The Palestinian Bedouin herding village of Khan Al-Ahmar is very small yet it is receiving outsized attention from around the world. The Israeli military is readying to forcibly evacuate Khan Al-Ahmar’s 173 residents comprised of 32 families, after which it will demolish the village on the pretext that it was built illegally. The village received a last minute reprieve when the High Court of Justice issued a temporary injunction, in essence a stay of execution. The court gave the state until July 11 to respond to the villagers’ contention that they had been unfairly denied building permits. But previous appeals to the court have failed and so this one final challenge to the injunction could also end in defeat.
The casual observer might ask what is so special about Khan Al-Ahmar. Close to half its population has no electricity or running water and almost 80 percent are malnourished. What’s more, what will the disappearance of such a village mean in the overall picture of the Israeli occupation? As they say, here today, gone tomorrow.

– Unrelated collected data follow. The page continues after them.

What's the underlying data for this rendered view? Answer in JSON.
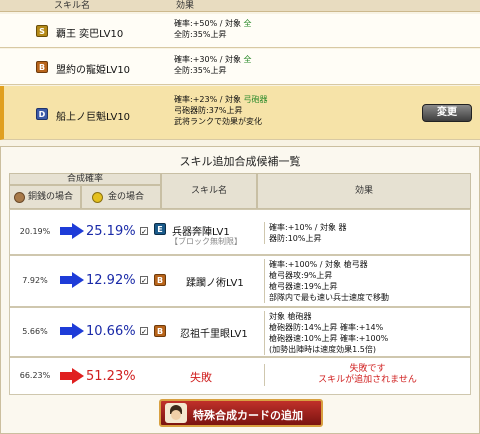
{
  "top_table": {
    "col_skill": "スキル名",
    "col_effect": "効果",
    "rows": [
      {
        "rank": "S",
        "name": "覇王 奕巴LV10",
        "effect1": "確率:+50% / 対象 ",
        "target": "全",
        "effect2": "全防:35%上昇"
      },
      {
        "rank": "B",
        "name": "盟約の寵姫LV10",
        "effect1": "確率:+30% / 対象 ",
        "target": "全",
        "effect2": "全防:35%上昇"
      },
      {
        "rank": "D",
        "name": "船上ノ巨魁LV10",
        "effect1": "確率:+23% / 対象 ",
        "target": "弓砲器",
        "effect2": "弓砲器防:37%上昇",
        "effect3": "武将ランクで効果が変化"
      }
    ],
    "change_button": "変更"
  },
  "candidates": {
    "title": "スキル追加合成候補一覧",
    "col_rate": "合成確率",
    "col_copper": "銅銭の場合",
    "col_gold": "金の場合",
    "col_skill": "スキル名",
    "col_effect": "効果",
    "rows": [
      {
        "copper": "20.19%",
        "gold": "25.19%",
        "rank": "E",
        "name": "兵器奔陣LV1",
        "sub": "【ブロック無制限】",
        "effects": [
          "確率:+10% / 対象 器",
          "器防:10%上昇"
        ],
        "checked": "✓"
      },
      {
        "copper": "7.92%",
        "gold": "12.92%",
        "rank": "B",
        "name": "蹂躙ノ術LV1",
        "sub": "",
        "effects": [
          "確率:+100% / 対象 槍弓器",
          "槍弓器攻:9%上昇",
          "槍弓器速:19%上昇",
          "部隊内で最も速い兵士速度で移動"
        ],
        "checked": "✓"
      },
      {
        "copper": "5.66%",
        "gold": "10.66%",
        "rank": "B",
        "name": "忍祖千里眼LV1",
        "sub": "",
        "effects": [
          "対象 槍砲器",
          "槍砲器防:14%上昇 確率:+14%",
          "槍砲器速:10%上昇 確率:+100%",
          "(加勢出陣時は速度効果1.5倍)"
        ],
        "checked": "✓"
      },
      {
        "copper": "66.23%",
        "gold": "51.23%",
        "rank": "",
        "name": "失敗",
        "sub": "",
        "effects": [
          "失敗です",
          "スキルが追加されません"
        ],
        "checked": ""
      }
    ],
    "special_button": "特殊合成カードの追加"
  },
  "colors": {
    "arrow_blue": "#1e3cd8",
    "arrow_red": "#e02020",
    "selected_row": "#f6e3a8"
  }
}
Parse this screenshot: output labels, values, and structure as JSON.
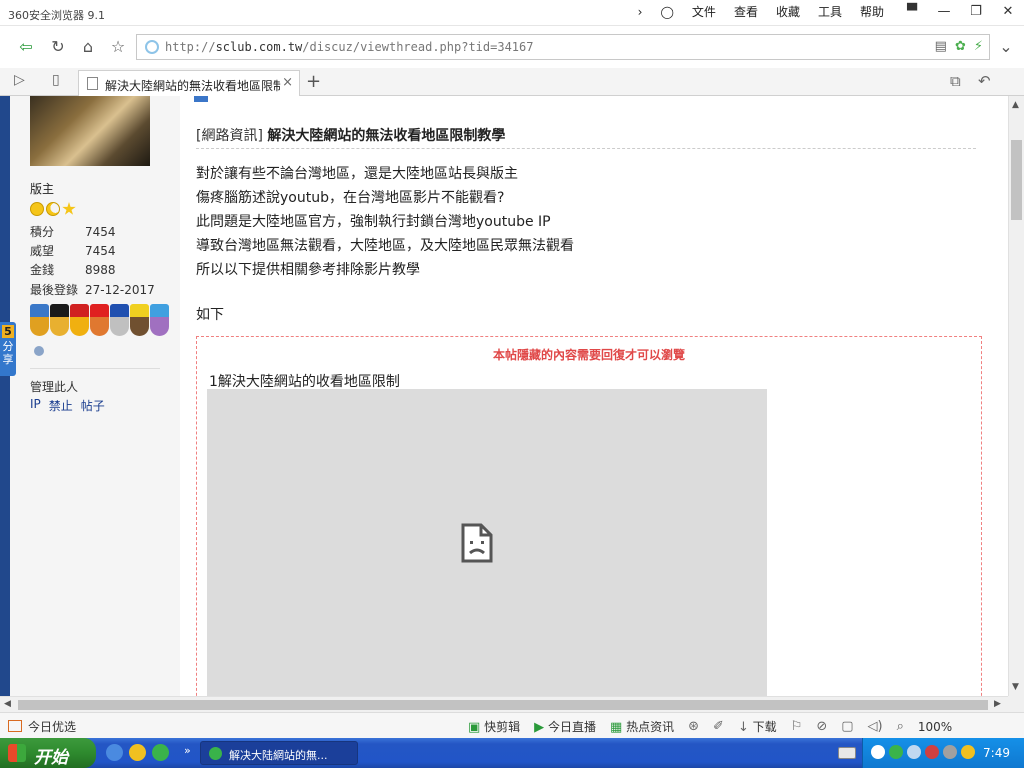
{
  "browser": {
    "app_title": "360安全浏览器 9.1",
    "menus": [
      "文件",
      "查看",
      "收藏",
      "工具",
      "帮助"
    ],
    "url_prefix": "http://",
    "url_domain": "sclub.com.tw",
    "url_path": "/discuz/viewthread.php?tid=34167",
    "tab_title": "解決大陸網站的無法收看地區限制",
    "zoom": "100%"
  },
  "sidebar": {
    "role": "版主",
    "stats": [
      {
        "label": "積分",
        "value": "7454"
      },
      {
        "label": "威望",
        "value": "7454"
      },
      {
        "label": "金錢",
        "value": "8988"
      },
      {
        "label": "最後登錄",
        "value": "27-12-2017"
      }
    ],
    "manage_title": "管理此人",
    "manage_links": [
      "IP",
      "禁止",
      "帖子"
    ],
    "share_label": "分享",
    "share_num": "5"
  },
  "post": {
    "category": "[網路資訊]",
    "title": "解決大陸網站的無法收看地區限制教學",
    "lines": [
      "對於讓有些不論台灣地區，還是大陸地區站長與版主",
      "傷疼腦筋述說youtub，在台灣地區影片不能觀看?",
      "此問題是大陸地區官方，強制執行封鎖台灣地youtube IP",
      "導致台灣地區無法觀看，大陸地區，及大陸地區民眾無法觀看",
      "所以以下提供相關參考排除影片教學"
    ],
    "rulu": "如下",
    "hidden_notice": "本帖隱藏的內容需要回復才可以瀏覽",
    "hidden_sub": "1解決大陸網站的收看地區限制"
  },
  "statusbar": {
    "today": "今日优选",
    "items": [
      "快剪辑",
      "今日直播",
      "热点资讯",
      "下载"
    ]
  },
  "taskbar": {
    "start": "开始",
    "task_title": "解决大陆網站的無...",
    "clock": "7:49"
  }
}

What Israel intends to do is demolish the village as part of the so-called E1 plan, which involves building hundreds of settlement units to link the settlements of Kfar Adumim and Ma’ale Adumim with East Jerusalem in the Israeli-controlled Area C of the West Bank. Continued Israeli settlement construction in the area could effectively divide the West Bank in two, separating the north of the West Bank from the south of it and burying any possibility of a viable Palestinian state.
That is why the threat of demolition and expulsion constantly hangs over the heads of the Khan Al-Ahmar Bedouins. Controlling this area means that Israel could effectively cut the West Bank in half, thus foreclosing the possibility of any Palestinian state there. This violation of international law has spurred the UN and EU to strongly oppose the demolition orders. Late last year 10 US senators, including former presidential candidate Bernie Sanders, wrote to Israeli Prime Minister Benjamin Netanyahu urging him to stop plans to demolish Khan Al-Ahmar. In May of this year, 76 members of the US House of Representatives again implored Netanyahu to abandon the plans.
Israel’s constant refrain to its critics: Khan Al-Ahmar was built without the required permits. But permits are so difficult for Palestinians to obtain, they have no choice but to build without them. Israel’s Civil Administration has had a policy of not granting building permits to Palestinians for the past 70 years, forcing them to build homes for themselves “illegally”.
And anyway, why should Palestinians seek a permit for building on their land? Palestinians are living where their families were forced to leave in 1948 when hundreds of thousands of Palestinians were displaced by Israel’s creation.
While on the subject of illegality, it is ironic that Khan Al-Ahmar, which Israel says is illegal, is located near several truly illegal Israeli settlement blocs.
Israeli authorities have offered the villagers an alternative site, less than 20 kilometers away to another location in the West Bank where Israel says it would provide them housing, a school, and basic services. But it’s next to a rubbish dump. However, even if it were next to the French Riviera, the Bedouins should fight to remain where they are.
The demolition of Khan Al-Ahmar is merely another chapter in a process of displacement that has been going on for 70 years. Israel’s declared intent is to remove all the Bedouin from Area C, part of a process of removal that affects the Palestinian population as a whole. Is it morally right that Israel wishes to banish a people for a second time after their families were banished from the state of Israel the first time? In a few days, Israel will provide the world with its answer.